Monday, March 18, 2013

What is Good ≠ What is Easy

They strengthened the believers and encouraged them to remain true to the faith. “We must pass through many troubles to enter the Kingdom of God,” they taught. ~ Acts 14:22, GNT ~

"Good, Better, Best" was the theme of yesterday's sermon at our church.  One of our fabulous pastors, Pastor Dan Morse, led us through the mindset of Solomon as we pondered all the foolish things that we chase after in a lifetime.  He wisely noted that there is nothing wrong with enjoying the good blessings of this life.  He also admonished us to remember that all this good comes from our Maker.  And in the end, he rightly guided listeners to the only true conclusion, that ultimately, only Jesus satisfies.

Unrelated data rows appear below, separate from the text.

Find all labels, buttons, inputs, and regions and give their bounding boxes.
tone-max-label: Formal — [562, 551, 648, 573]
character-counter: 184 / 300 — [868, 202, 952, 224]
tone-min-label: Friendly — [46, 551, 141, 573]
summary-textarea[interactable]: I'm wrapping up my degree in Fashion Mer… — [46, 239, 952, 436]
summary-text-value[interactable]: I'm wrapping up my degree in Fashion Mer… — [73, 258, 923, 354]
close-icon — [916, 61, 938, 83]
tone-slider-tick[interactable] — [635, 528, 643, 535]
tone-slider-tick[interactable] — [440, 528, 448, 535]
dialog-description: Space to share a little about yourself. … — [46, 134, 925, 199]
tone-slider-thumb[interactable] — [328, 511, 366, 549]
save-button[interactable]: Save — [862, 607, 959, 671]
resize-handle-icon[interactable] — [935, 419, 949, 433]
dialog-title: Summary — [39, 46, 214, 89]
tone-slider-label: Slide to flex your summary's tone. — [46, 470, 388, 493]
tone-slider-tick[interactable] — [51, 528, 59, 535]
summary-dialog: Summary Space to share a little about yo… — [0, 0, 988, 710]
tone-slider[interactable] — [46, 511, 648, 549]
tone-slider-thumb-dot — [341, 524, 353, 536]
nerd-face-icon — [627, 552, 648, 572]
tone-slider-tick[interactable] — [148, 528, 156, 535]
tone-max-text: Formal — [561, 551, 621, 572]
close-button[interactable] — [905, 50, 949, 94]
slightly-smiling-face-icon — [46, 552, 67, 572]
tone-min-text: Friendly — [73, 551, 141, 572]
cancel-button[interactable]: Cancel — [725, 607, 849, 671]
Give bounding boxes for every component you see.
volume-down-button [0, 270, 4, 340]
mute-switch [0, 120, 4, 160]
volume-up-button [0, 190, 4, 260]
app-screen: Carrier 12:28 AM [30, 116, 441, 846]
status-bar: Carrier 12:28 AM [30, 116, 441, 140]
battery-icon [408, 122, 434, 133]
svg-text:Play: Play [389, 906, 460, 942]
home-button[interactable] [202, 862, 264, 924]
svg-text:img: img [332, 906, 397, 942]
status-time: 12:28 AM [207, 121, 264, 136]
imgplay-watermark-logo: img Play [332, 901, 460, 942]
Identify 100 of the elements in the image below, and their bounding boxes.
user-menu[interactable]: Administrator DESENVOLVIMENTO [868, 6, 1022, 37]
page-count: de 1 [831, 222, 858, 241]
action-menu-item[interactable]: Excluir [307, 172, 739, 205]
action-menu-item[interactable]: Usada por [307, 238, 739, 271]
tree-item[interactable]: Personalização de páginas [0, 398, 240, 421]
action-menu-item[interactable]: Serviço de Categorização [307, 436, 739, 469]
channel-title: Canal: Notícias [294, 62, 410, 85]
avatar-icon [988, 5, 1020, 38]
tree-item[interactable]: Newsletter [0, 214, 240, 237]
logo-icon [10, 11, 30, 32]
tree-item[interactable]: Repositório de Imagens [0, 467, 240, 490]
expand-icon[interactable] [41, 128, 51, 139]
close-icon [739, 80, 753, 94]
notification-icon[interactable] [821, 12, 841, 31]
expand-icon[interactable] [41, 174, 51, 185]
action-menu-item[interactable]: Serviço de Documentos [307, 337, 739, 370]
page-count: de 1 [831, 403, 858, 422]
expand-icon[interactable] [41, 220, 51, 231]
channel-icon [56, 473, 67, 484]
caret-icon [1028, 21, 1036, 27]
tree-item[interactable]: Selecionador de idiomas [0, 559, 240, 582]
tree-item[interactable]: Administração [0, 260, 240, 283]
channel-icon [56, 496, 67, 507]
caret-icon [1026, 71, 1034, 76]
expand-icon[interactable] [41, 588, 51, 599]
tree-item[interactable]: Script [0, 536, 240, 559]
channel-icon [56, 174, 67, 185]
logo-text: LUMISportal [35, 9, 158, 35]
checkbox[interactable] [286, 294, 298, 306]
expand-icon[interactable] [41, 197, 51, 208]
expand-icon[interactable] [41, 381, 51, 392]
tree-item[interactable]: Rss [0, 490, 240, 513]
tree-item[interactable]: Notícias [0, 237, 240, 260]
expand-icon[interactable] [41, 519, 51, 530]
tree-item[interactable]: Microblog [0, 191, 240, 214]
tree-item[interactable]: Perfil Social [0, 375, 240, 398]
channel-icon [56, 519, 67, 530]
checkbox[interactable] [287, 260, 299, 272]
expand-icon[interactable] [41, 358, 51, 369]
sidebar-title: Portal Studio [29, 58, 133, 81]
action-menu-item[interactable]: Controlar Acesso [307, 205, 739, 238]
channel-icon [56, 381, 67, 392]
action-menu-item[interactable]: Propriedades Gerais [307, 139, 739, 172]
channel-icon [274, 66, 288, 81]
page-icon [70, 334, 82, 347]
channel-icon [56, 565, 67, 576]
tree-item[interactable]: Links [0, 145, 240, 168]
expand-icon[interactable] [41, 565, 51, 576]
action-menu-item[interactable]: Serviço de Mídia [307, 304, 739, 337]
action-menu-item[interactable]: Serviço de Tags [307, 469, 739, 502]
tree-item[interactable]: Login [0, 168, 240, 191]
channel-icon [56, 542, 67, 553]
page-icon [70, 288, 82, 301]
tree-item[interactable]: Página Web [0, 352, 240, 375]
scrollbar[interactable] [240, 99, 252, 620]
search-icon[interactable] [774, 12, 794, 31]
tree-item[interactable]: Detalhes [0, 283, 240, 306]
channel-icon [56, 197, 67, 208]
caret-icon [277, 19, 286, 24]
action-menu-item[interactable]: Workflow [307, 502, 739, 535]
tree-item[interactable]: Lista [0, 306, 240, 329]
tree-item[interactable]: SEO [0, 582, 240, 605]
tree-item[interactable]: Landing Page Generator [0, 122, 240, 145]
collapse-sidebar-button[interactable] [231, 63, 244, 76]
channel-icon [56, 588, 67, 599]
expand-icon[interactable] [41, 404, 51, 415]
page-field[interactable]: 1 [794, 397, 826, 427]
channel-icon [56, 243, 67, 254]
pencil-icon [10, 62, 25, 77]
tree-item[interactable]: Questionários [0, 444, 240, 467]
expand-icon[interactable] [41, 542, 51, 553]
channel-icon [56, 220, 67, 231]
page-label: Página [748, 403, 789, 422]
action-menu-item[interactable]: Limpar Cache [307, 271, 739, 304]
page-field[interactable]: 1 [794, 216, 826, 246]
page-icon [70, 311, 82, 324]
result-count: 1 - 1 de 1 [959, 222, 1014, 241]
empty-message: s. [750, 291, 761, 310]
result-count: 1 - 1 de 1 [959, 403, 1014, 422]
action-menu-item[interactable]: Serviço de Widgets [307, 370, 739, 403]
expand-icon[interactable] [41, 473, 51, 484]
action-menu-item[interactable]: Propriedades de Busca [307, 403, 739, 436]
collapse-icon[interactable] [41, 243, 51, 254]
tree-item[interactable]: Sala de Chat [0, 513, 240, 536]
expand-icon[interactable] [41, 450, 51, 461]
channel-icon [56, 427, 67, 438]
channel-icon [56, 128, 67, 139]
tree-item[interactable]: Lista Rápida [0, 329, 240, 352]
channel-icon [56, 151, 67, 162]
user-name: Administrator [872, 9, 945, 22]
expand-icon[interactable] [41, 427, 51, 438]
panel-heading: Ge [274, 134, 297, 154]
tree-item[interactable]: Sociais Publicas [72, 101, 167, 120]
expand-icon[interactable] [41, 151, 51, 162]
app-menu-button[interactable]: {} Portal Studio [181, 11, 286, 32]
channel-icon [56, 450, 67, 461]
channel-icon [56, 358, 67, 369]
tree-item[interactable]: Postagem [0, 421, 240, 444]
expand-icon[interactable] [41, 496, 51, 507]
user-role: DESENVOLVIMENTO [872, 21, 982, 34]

As I sat and pondered Dan's words, I thought of all the sorrows and trials our family has endured that have painfully taught us the truth of this lesson.  Chasing after anything other than Jesus always fails us.  Yet I wondered why, despite knowing from experience, we as a family fall back into that foolishness of seeking satisfaction in anything other than the Lord.  

When we set our hopes on anything apart from God, we can be certain those hopes will be dashed.  I can cite specific examples of hoping for improved health, but not receiving it; looking forward to our kids finally having a friend to hang onto, only to have that kid quickly disappear from their lives; planning on a vacation that eventually ends up being too short; depending on another person, who can't come through for us.  The list could go on, and on, and on.  And serving thousands of parents raising children with special needs, I know our family is not the only one who confronts such attitudinal challenges. And I think I have the answer to why we humans get stuck.

What is good often does not equal what is easy.  Humans don't like icky.  We don't like inconvenience.  In our foolish brains, good = easy, hard = bad. Unless there is a very valuable, immediate reward to us, we avoid anything short of ease like the plague.

Think about the simple act of giving birth to a child.  There are so many challenges around it.  A mother waits anxiously for 9 long months, endures strange and awful things going on with her body, and labors in pain to bring that baby into this world.  Childbirth is a wonderful thing, with an instant reward at the end, but it certainly isn't easy.  

In fact, if parenthood doesn't have a high value to an individual, it is so painful, that it will be avoided.  This is no less true of other things in our culture -- working hard for a college degree, staying in good physical shape with a disciplined diet and exercise, becoming a good gardener who grows copious and beautiful produce each year are all good things that require some effort.  Still, if a person does not hold those things in high regard, they will never pursue them through adversity. 

Special needs parenting is no different.  The treatments we must subject our children to always seem heartbreaking, but we know it will ultimately provide what is best for our child.  Yet, if we can, many of us delay or avoid these difficulties.  It's easier to be permissive than to have our child on a special diet; it's not convenient to schedule the procedure right now; we deserve to whip out a charge card and spend a little money we don't have.  All of this is so much easier than fighting the battle.  However, I would hazard a guess that most of us regard our children as such treasures that we will ultimately do what is best for them.

Settling for ease just because it is ease is not God's best for us.  We can take encouragement from the Bible.  God's word is replete with stories of those who have gone before us, pursuing the excellence their Maker intends for them, while also pushing through unbelievable hardship.  The Good Book has no shortage of challenge, labor, suffering and exhaustion, yet the faithful pressed on in the strength of the Lord.  

While it may sound crass, as seekers of the Lord's favor, we must "put on our grown-up pants" and set our faces like flint towards doing what is difficult.  Yes, there is an overabundance of it in our lives, but we need to accept that this only leaves more room for God to be glorified when we cooperate with it.  We need to abandon the lie that good = easy.  For there is no doubt, as evidenced by the very cross itself, that much of the very best God has for us can only be obtained by running straight through the heart of the unpleasant, agonizing, and challenging things this world has to offer.

PRAY:  Only by Your strength, Holy Spirit, can I persevere.  Jesus, transform my perspective and my attitude as I seek to look more like You every day.  Thank You for being the only One who can offer true hope and joy.